Posts from October, 2012
Do you ever wonder why we prescribe one medication over another? What is the difference between Carprofen and Cosequin anyhow? They both help arthritis but one is a drug and another is a nutraceutical. Would an over the counter product be as good? How do you know what is best for your pet?
The word drug is defined as a chemical compound used in diagnosis, treatment or prevention of disease and is recognized and defined as such by the Food and Drug Administration of the United States (FDA). That means drugs are controlled and monitored by the government. That’s a good thing for consumers. A nutraceutical, on the other hand, is defined as a product isolated or purified from food, generally sold in medicinal forms not associated with foods and demonstrated to have physiological benefit or provide protection against disease. Nutraceuticals are not governed by the FDA. Products that contain enzymes, good bacteria and vitamins can be beneficial to health as well but generally fall outside the jurisdiction of the FDA. That puts a whole lot more responsibility on us, the consumer, to choose wisely.
There are thousands of “un-medicines” to choose from. However, what may be the most important thing for us to keep in mind is that they are not all equally beneficial. Purity levels, molecular weights and other heady details can and do vary from product to product and remember, most are not regulated by any outside agency. So, the onus is on us, the consumer, to educate and protect ourselves. As a way to make things a little easier for you, Animal Family has compiled a short list of some of our favorite un-medicines.
L-Lysine: L-Lysine is an essential amino acid. That means animals need it but cannot manufacture it on their own. It is sold as a vitamin or supplement. Good natural sources are foods that are rich in protein. We use lysine in animals for its antiviral properties, especially for the treatment of feline herpes infections in cats. It works by blocking replication of the virus. One more added benefit of lysine is its ability to aid the body in absorption of calcium.
Denamarin: Denamarin contains two main ingredients, S-Adenosylmethioine (SAME), a very big word which describes a molecule that is synthesized by cells throughout the body. It’s important because it is an essential part of 3 major biochemical pathways needed for the health of liver cells. Silybin, the other component in Denamarin comes from Milk Thistle which is also known to have beneficial effects on liver function. We use Denamarin in animals with liver disease because of these properties.
Cosequin/Dasuquin: We use these products a lot and research backs up how helpful they are to pets with arthritis and joint damage.

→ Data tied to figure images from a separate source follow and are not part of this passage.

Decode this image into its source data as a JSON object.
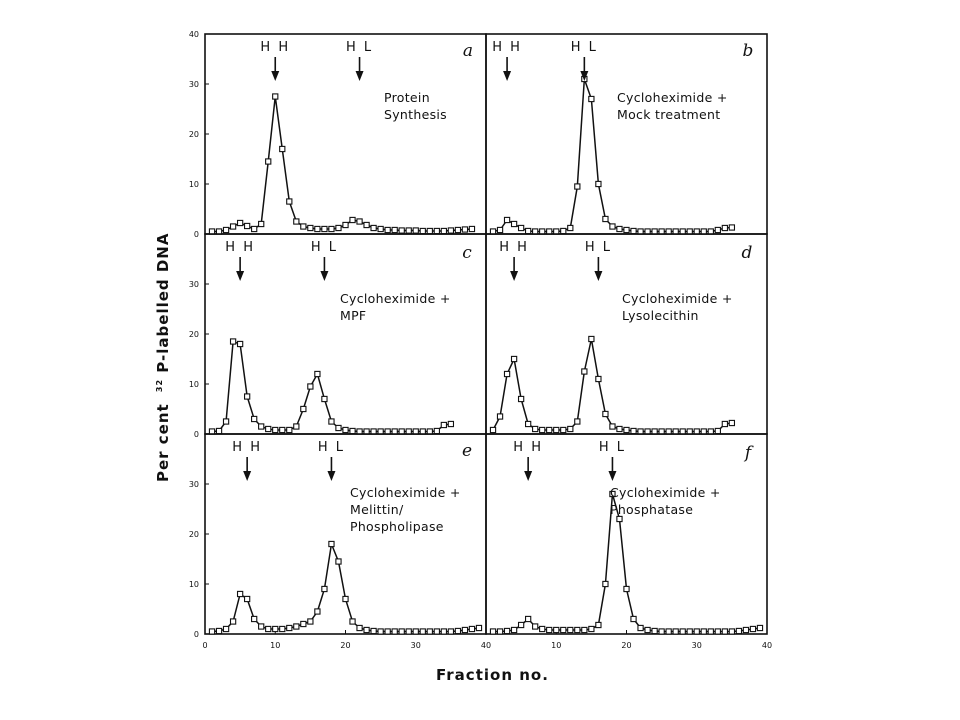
{
  "figure": {
    "ylabel_sup": "32",
    "ylabel": "P-labelled DNA",
    "ylabel_prefix": "Per cent",
    "xlabel": "Fraction no."
  },
  "chart_data": [
    {
      "type": "line",
      "panel": "a",
      "annotation": [
        "Protein",
        "Synthesis"
      ],
      "arrows": [
        {
          "label": "HH",
          "x": 10
        },
        {
          "label": "HL",
          "x": 22
        }
      ],
      "x": [
        1,
        2,
        3,
        4,
        5,
        6,
        7,
        8,
        9,
        10,
        11,
        12,
        13,
        14,
        15,
        16,
        17,
        18,
        19,
        20,
        21,
        22,
        23,
        24,
        25,
        26,
        27,
        28,
        29,
        30,
        31,
        32,
        33,
        34,
        35,
        36,
        37,
        38
      ],
      "values": [
        0.5,
        0.5,
        0.8,
        1.5,
        2.2,
        1.6,
        1.0,
        2.0,
        14.5,
        27.5,
        17.0,
        6.5,
        2.5,
        1.5,
        1.2,
        1.0,
        1.0,
        1.0,
        1.2,
        1.8,
        2.8,
        2.5,
        1.8,
        1.2,
        1.0,
        0.8,
        0.8,
        0.7,
        0.7,
        0.7,
        0.6,
        0.6,
        0.6,
        0.6,
        0.7,
        0.8,
        0.9,
        1.0
      ],
      "xlim": [
        0,
        40
      ],
      "ylim": [
        0,
        40
      ],
      "yticks": [
        0,
        10,
        20,
        30,
        40
      ],
      "xticks": [
        0,
        10,
        20,
        30,
        40
      ]
    },
    {
      "type": "line",
      "panel": "b",
      "annotation": [
        "Cycloheximide +",
        "Mock treatment"
      ],
      "arrows": [
        {
          "label": "HH",
          "x": 3
        },
        {
          "label": "HL",
          "x": 14
        }
      ],
      "x": [
        1,
        2,
        3,
        4,
        5,
        6,
        7,
        8,
        9,
        10,
        11,
        12,
        13,
        14,
        15,
        16,
        17,
        18,
        19,
        20,
        21,
        22,
        23,
        24,
        25,
        26,
        27,
        28,
        29,
        30,
        31,
        32,
        33,
        34,
        35
      ],
      "values": [
        0.5,
        0.8,
        2.8,
        2.0,
        1.2,
        0.6,
        0.5,
        0.5,
        0.5,
        0.5,
        0.6,
        1.2,
        9.5,
        31.0,
        27.0,
        10.0,
        3.0,
        1.5,
        1.0,
        0.8,
        0.6,
        0.5,
        0.5,
        0.5,
        0.5,
        0.5,
        0.5,
        0.5,
        0.5,
        0.5,
        0.5,
        0.5,
        0.8,
        1.2,
        1.3
      ],
      "xlim": [
        0,
        40
      ],
      "ylim": [
        0,
        40
      ],
      "yticks": [
        0,
        10,
        20,
        30,
        40
      ],
      "xticks": [
        0,
        10,
        20,
        30,
        40
      ]
    },
    {
      "type": "line",
      "panel": "c",
      "annotation": [
        "Cycloheximide +",
        "MPF"
      ],
      "arrows": [
        {
          "label": "HH",
          "x": 5
        },
        {
          "label": "HL",
          "x": 17
        }
      ],
      "x": [
        1,
        2,
        3,
        4,
        5,
        6,
        7,
        8,
        9,
        10,
        11,
        12,
        13,
        14,
        15,
        16,
        17,
        18,
        19,
        20,
        21,
        22,
        23,
        24,
        25,
        26,
        27,
        28,
        29,
        30,
        31,
        32,
        33,
        34,
        35
      ],
      "values": [
        0.5,
        0.6,
        2.5,
        18.5,
        18.0,
        7.5,
        3.0,
        1.5,
        1.0,
        0.8,
        0.8,
        0.8,
        1.5,
        5.0,
        9.5,
        12.0,
        7.0,
        2.5,
        1.2,
        0.8,
        0.6,
        0.5,
        0.5,
        0.5,
        0.5,
        0.5,
        0.5,
        0.5,
        0.5,
        0.5,
        0.5,
        0.5,
        0.6,
        1.8,
        2.0
      ],
      "xlim": [
        0,
        40
      ],
      "ylim": [
        0,
        40
      ],
      "yticks": [
        0,
        10,
        20,
        30
      ],
      "xticks": [
        0,
        10,
        20,
        30,
        40
      ]
    },
    {
      "type": "line",
      "panel": "d",
      "annotation": [
        "Cycloheximide +",
        "Lysolecithin"
      ],
      "arrows": [
        {
          "label": "HH",
          "x": 4
        },
        {
          "label": "HL",
          "x": 16
        }
      ],
      "x": [
        1,
        2,
        3,
        4,
        5,
        6,
        7,
        8,
        9,
        10,
        11,
        12,
        13,
        14,
        15,
        16,
        17,
        18,
        19,
        20,
        21,
        22,
        23,
        24,
        25,
        26,
        27,
        28,
        29,
        30,
        31,
        32,
        33,
        34,
        35
      ],
      "values": [
        0.8,
        3.5,
        12.0,
        15.0,
        7.0,
        2.0,
        1.0,
        0.8,
        0.8,
        0.8,
        0.8,
        1.0,
        2.5,
        12.5,
        19.0,
        11.0,
        4.0,
        1.5,
        1.0,
        0.8,
        0.6,
        0.5,
        0.5,
        0.5,
        0.5,
        0.5,
        0.5,
        0.5,
        0.5,
        0.5,
        0.5,
        0.5,
        0.6,
        2.0,
        2.2
      ],
      "xlim": [
        0,
        40
      ],
      "ylim": [
        0,
        40
      ],
      "yticks": [
        0,
        10,
        20,
        30
      ],
      "xticks": [
        0,
        10,
        20,
        30,
        40
      ]
    },
    {
      "type": "line",
      "panel": "e",
      "annotation": [
        "Cycloheximide +",
        "Melittin/",
        "Phospholipase"
      ],
      "arrows": [
        {
          "label": "HH",
          "x": 6
        },
        {
          "label": "HL",
          "x": 18
        }
      ],
      "x": [
        1,
        2,
        3,
        4,
        5,
        6,
        7,
        8,
        9,
        10,
        11,
        12,
        13,
        14,
        15,
        16,
        17,
        18,
        19,
        20,
        21,
        22,
        23,
        24,
        25,
        26,
        27,
        28,
        29,
        30,
        31,
        32,
        33,
        34,
        35,
        36,
        37,
        38,
        39
      ],
      "values": [
        0.5,
        0.6,
        1.0,
        2.5,
        8.0,
        7.0,
        3.0,
        1.5,
        1.0,
        1.0,
        1.0,
        1.2,
        1.5,
        2.0,
        2.5,
        4.5,
        9.0,
        18.0,
        14.5,
        7.0,
        2.5,
        1.2,
        0.8,
        0.6,
        0.5,
        0.5,
        0.5,
        0.5,
        0.5,
        0.5,
        0.5,
        0.5,
        0.5,
        0.5,
        0.5,
        0.6,
        0.8,
        1.0,
        1.2
      ],
      "xlim": [
        0,
        40
      ],
      "ylim": [
        0,
        40
      ],
      "yticks": [
        0,
        10,
        20,
        30
      ],
      "xticks": [
        0,
        10,
        20,
        30,
        40
      ]
    },
    {
      "type": "line",
      "panel": "f",
      "annotation": [
        "Cycloheximide +",
        "Phosphatase"
      ],
      "arrows": [
        {
          "label": "HH",
          "x": 6
        },
        {
          "label": "HL",
          "x": 18
        }
      ],
      "x": [
        1,
        2,
        3,
        4,
        5,
        6,
        7,
        8,
        9,
        10,
        11,
        12,
        13,
        14,
        15,
        16,
        17,
        18,
        19,
        20,
        21,
        22,
        23,
        24,
        25,
        26,
        27,
        28,
        29,
        30,
        31,
        32,
        33,
        34,
        35,
        36,
        37,
        38,
        39
      ],
      "values": [
        0.5,
        0.5,
        0.6,
        0.8,
        1.8,
        3.0,
        1.5,
        1.0,
        0.8,
        0.8,
        0.8,
        0.8,
        0.8,
        0.8,
        1.0,
        1.8,
        10.0,
        28.0,
        23.0,
        9.0,
        3.0,
        1.2,
        0.8,
        0.6,
        0.5,
        0.5,
        0.5,
        0.5,
        0.5,
        0.5,
        0.5,
        0.5,
        0.5,
        0.5,
        0.5,
        0.6,
        0.8,
        1.0,
        1.2
      ],
      "xlim": [
        0,
        40
      ],
      "ylim": [
        0,
        40
      ],
      "yticks": [
        0,
        10,
        20,
        30
      ],
      "xticks": [
        0,
        10,
        20,
        30,
        40
      ]
    }
  ]
}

The key ingredients are: 1) chondroitin sulfate, a nutrient needed to keep cartilage cells healthy 2) glucosamine hydrochloride, which blocks enzymes that break down cartilage 3) manganese ascorbate which helps optimize production of cartilage components and in some products 4) ASU a substance derived from avocados and soybeans that has been shown to inhibit agents involved in the breakdown of cartilage.
Beware! There are hundreds of different brands and variations of joint products on the market but they are not all equally effective. Go with the products that have been researched and shown to work.
Melatonin: Melatonin is a hormone which helps regulate sleep. It also acts on other hormones in the body. Melatonin has several different uses in animals. In dogs, it is used to treat alopecia or baldness and as an adjunct to other therapies in Cushing’s disease (Hyperadrenocorticism). Because it has a sedative effect it is also used as a behavioral aid in anxious dogs. In ferrets, melatonin is used to treat symptoms of adrenal tumors. Affected ferrets lose weight and hair coat. Melatonin helps to reverse some of these effects and improve quality of life.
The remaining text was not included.